Lenz folgte einer Aufforderung von SPD-Fraktionschef Wolfgang Jüttner. Dieser hatte lange zu Lenz gestanden, hatte ihn aber am Donnerstag aufgefordert, sein Landtagsmandat niederzulegen. Er wolle sieben Monate vor der Landtagswahl in Niedersachsen Schaden von der Partei abwenden, sagte Jüttner.

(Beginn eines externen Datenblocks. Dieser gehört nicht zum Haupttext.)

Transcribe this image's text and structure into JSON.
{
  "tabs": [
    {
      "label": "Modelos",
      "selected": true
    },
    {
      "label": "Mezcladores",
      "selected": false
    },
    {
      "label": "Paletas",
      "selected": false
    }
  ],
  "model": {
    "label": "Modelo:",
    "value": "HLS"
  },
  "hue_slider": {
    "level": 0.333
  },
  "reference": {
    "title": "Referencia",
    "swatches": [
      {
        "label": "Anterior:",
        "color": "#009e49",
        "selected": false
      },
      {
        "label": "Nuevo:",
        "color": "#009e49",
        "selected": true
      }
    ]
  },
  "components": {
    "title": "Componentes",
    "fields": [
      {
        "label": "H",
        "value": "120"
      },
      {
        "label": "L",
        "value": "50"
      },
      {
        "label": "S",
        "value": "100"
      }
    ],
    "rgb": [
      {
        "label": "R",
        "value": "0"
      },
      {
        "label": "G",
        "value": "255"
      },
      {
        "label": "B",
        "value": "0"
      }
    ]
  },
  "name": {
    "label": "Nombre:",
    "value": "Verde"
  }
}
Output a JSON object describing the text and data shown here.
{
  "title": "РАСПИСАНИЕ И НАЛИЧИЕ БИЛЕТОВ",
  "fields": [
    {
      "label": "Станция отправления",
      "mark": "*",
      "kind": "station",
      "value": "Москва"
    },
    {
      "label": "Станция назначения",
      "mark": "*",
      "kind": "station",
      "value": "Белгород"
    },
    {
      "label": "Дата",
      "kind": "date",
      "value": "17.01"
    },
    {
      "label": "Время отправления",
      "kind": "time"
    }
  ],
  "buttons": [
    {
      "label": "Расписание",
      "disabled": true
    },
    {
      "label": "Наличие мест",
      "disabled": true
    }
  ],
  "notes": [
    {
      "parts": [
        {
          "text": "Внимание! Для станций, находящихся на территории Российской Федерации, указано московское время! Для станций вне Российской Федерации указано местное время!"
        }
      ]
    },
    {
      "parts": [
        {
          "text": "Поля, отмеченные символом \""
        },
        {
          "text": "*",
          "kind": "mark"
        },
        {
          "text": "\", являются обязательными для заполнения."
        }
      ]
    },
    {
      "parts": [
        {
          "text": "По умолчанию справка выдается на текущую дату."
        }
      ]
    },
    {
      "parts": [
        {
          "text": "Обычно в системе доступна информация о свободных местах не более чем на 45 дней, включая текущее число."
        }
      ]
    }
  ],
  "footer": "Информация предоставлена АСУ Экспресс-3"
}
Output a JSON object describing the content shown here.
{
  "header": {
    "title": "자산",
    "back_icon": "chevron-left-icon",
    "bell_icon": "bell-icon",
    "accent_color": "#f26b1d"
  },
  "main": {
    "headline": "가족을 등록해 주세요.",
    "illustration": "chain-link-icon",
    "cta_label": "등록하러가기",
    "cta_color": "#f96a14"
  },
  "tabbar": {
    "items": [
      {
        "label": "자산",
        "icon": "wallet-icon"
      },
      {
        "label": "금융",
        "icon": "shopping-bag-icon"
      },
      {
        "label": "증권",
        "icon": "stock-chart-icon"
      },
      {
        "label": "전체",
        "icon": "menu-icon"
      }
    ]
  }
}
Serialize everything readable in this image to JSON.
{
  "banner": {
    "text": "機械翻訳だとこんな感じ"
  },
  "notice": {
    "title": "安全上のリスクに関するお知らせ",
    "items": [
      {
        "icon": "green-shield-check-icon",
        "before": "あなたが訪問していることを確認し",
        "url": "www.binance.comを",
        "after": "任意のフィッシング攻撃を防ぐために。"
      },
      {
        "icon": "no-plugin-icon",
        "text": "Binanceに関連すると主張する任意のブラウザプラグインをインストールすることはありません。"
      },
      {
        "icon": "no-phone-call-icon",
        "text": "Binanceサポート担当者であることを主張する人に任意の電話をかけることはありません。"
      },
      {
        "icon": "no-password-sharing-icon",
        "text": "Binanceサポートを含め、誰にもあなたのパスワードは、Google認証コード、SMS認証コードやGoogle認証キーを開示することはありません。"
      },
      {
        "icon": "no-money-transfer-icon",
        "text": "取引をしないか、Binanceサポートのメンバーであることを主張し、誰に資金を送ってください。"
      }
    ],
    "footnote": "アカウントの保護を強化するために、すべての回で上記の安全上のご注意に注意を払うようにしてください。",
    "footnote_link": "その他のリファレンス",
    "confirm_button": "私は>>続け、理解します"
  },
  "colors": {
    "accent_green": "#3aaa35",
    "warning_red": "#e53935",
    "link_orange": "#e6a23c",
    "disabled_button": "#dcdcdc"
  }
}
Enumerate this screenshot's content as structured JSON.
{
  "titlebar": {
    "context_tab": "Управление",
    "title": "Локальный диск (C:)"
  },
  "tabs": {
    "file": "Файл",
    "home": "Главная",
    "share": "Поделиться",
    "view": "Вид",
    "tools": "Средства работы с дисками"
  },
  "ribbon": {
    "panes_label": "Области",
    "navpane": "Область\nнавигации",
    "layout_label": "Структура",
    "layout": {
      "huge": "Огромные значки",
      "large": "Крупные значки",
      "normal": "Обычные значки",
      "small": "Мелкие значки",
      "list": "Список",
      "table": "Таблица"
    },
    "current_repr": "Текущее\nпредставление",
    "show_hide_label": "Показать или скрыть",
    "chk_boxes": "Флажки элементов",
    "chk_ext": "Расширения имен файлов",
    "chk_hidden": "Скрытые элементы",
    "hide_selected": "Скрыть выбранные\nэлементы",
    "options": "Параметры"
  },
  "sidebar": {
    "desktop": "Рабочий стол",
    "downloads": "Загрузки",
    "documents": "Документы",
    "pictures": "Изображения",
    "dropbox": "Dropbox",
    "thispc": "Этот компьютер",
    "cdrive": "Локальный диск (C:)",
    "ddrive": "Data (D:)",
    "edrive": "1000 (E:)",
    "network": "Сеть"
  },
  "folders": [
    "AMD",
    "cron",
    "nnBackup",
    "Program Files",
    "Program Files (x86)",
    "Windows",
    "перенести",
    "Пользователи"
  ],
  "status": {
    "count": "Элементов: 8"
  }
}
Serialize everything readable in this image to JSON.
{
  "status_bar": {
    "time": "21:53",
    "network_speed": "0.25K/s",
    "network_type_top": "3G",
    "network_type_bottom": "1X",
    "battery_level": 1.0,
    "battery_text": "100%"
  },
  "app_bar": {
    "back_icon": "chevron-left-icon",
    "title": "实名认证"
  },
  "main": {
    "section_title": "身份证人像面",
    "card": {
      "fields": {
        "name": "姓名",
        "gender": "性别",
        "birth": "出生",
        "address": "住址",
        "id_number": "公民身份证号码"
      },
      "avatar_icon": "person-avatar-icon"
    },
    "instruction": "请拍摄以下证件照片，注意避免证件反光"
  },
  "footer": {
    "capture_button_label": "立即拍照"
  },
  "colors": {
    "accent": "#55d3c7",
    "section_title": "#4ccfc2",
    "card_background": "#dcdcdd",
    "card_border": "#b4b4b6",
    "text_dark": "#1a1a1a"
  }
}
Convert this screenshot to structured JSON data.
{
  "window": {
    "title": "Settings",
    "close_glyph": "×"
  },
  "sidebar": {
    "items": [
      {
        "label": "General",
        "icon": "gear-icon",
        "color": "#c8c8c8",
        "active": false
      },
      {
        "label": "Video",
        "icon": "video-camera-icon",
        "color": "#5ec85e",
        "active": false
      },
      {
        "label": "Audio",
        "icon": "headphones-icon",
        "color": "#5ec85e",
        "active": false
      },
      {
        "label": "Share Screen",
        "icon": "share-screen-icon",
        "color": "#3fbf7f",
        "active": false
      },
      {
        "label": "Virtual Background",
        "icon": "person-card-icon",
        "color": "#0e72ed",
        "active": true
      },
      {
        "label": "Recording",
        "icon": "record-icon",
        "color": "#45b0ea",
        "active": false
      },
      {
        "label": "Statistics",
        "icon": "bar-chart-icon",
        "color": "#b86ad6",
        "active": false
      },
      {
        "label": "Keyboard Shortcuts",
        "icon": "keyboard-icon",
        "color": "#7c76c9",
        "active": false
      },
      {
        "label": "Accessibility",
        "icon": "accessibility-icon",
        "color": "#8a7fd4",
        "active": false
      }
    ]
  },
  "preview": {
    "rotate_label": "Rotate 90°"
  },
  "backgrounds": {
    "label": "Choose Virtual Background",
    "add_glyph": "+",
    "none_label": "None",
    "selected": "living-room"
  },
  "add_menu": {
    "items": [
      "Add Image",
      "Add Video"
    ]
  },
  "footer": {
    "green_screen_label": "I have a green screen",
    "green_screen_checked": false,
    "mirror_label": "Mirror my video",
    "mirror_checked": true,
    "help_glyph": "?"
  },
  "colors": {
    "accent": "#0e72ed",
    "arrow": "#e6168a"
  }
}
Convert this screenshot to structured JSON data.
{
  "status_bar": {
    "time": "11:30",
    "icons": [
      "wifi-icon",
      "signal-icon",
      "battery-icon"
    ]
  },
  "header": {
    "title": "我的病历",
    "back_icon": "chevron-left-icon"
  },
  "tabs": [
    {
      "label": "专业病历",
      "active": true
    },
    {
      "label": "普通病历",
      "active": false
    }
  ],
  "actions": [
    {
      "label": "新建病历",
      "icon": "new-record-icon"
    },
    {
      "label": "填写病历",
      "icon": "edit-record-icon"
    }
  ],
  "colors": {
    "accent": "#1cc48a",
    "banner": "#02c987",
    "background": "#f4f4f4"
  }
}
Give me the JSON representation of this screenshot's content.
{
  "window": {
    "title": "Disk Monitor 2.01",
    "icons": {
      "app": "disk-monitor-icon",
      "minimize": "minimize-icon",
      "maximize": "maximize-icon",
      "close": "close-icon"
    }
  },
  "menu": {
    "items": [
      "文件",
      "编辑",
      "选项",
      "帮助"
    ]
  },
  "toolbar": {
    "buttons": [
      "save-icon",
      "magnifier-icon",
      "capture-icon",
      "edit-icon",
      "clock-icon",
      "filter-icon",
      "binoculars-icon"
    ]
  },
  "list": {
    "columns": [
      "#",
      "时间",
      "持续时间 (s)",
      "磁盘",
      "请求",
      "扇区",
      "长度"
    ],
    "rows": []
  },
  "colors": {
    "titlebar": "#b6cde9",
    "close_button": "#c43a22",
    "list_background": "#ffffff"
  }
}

Nach dem SPD-Fraktionsvorsitzenden Jüttner hatte auch SPD-Landeschef Garrelt Duin gefordert, Lenz solle auf sein Landtagsmandat verzichten. Lenz ist neben seiner Politikertätigkeit auch Vorsitzender des Betriebsrates von VW Nutzfahrzeuge in Hannover. „Ich bin der Meinung, dass Günter Lenz sein Landtagsmandat zurückgeben sollte“, sagte Duin der AP. Der politische Druck sei zu groß geworden. Es werde versucht, eine Verbindung herzustellen zwischen Lenz und dem SPD-Spitzenkandidaten Wolfgang Jüttner. Politisch sei ein Mandatsverzicht daher aus der Sicht der SPD zwingend erforderlich. „Ob Lenz in der VW-Affäre juristisch Vorwürfe zu machen sind, müssen die weiteren Ermittlungen klären“, sagte Duin weiter. Bis dahin gelte auch für ihn die Unschuldsvermutung.

Ein VW-Betriebsrats-Sprecher sagte am Freitagmittag, das Gremium sei zu einer Sitzung zusammengekommen. Im Anschluss sei eine Erklärung von Lenz zu erwarten. Im Prozess vor dem Amtsgericht Wolfsburg gegen Uhl hatte der ehemalige VW-Manager Klaus-Joachim Gebauer in einer Zeugenaussage schwere Vorwürfe gegen Lenz erhoben. Gebauer sagte aus, auch Lenz habe Kontakte zu von VW bezahlten Prostituierten gehabt. Bei zwei Sexpartys von VW-Betriebsräten in Hannover sei der Landtagsabgeordnete Mitorganisator gewesen. Nach der Aussage forderte SPD-Fraktionschef Jüttner Lenz öffentlich zum Mandatsverzicht auf. Die Staatsanwaltschaft Braunschweig ermittelt gegen Lenz wegen des Verdachts der Beihilfe zur Untreue.

Lenz teilte am Freitag mit, er rechne weiterhin mit einem für ihn „positiven Ende der Recherchen“.